Pod wpływem temperatury, czy to podczas smażenia czy pieczenia, niestety tracą one dużo ze swoich witamin oraz wartości odżywczych.
Jednym z kompromisów, dla mnie idealnym, jest miksowanie różnego rodzaju owoców z różnymi dodatkami, albo same ze sobą, w różnych konfiguracjach. 





Blender był urządzeniem, na które polowałam już od dłuższego czasu. Właśnie ze względu na możliwość miksowania owoców. 
Ale też ze względu, że bardzo lubię gładkie, gęste zupy kremy np. z groszku, kukurydzy, brokułów czy kalafiora. 
Blender ma dość dużą moc, i szybko uzyskujemy gładką konsystencję musu.
Z tego co wyczytałam marka Severin powstała w Niemczech w 1892 roku, i od tamtego czasu tworzą produkty, który ułatwiają prace w domach, a w szczególności w kuchniach. 
Jest to firma rodzinna, z znakiem jakości "German Quality"
Dzbanek blendera bardzo łatwo myć pod bieżącą wodą. Nie zostają na nim smugi, ani zacieki. 

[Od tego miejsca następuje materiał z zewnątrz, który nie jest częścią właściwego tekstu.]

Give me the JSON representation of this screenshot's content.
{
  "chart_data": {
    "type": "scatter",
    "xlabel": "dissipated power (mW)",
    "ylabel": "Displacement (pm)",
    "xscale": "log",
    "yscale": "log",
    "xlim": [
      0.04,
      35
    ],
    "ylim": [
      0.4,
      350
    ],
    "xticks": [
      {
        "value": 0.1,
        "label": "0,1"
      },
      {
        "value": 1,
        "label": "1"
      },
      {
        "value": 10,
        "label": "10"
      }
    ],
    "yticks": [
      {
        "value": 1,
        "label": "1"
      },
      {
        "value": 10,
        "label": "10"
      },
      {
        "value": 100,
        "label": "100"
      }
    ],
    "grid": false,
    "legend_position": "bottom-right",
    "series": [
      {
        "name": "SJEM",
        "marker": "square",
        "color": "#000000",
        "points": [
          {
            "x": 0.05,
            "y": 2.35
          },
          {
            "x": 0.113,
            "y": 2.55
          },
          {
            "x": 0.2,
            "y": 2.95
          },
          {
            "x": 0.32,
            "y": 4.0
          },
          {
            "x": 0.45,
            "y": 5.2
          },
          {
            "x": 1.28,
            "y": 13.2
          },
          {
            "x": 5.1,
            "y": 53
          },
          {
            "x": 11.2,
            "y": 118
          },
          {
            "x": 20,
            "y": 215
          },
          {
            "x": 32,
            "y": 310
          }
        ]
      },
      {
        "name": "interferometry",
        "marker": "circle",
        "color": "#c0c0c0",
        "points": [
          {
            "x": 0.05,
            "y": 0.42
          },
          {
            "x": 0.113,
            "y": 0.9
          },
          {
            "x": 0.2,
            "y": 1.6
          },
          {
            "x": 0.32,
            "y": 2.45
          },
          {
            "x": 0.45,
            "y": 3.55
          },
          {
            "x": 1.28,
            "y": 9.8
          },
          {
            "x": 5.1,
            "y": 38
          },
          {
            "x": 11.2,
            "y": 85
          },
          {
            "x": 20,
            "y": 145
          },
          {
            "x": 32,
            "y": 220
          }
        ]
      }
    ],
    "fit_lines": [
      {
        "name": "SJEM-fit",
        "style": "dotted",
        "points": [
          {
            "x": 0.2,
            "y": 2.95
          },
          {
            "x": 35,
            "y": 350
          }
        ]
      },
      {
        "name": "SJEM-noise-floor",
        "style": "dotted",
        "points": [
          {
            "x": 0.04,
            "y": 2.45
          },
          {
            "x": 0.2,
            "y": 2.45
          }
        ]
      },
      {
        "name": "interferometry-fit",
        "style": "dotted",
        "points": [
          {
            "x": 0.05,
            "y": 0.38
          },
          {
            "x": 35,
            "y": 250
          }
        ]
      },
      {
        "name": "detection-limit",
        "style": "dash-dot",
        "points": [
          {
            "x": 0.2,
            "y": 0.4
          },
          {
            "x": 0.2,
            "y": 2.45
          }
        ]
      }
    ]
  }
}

Do swoich koktajli możemy wykorzystywać owoce, jakie tylko mamy w domu, albo na jakie tylko nam przyjdzie ochota. 
Możemy dodawać do nich: mleko, mleczko sojowe/kokosowe, jogurt naturalny, śmietanę, nektary, sok z cytryny i wiele innych

Ja do swojego koktajlu do tego posta, wykorzystałam to co zostało z weekendu,
czyli jak widać:
- 2 jabłka
- 2 banany
- 1 mandarynkę


Banany obrałam, i pokroiłam w plasterki, to samo zrobiłam z jabłkami. Mandarynkę obrałam, podzieliłam na czątki, oraz każdą cząstkę przekroiłam na pół, aby pozbyć się pestek. 
Całość posłodziłam 1 łyżeczką cukru, gdyż jabłka były dosyć kwaśne.
Do całości dodałam 4 małe kostki lodu.
Całość zmiksowałam, przelałam do pucharków i włożyłam do lodówki do słodzenią i stężenia. 

Czy może być prostszy, zdrowy deser?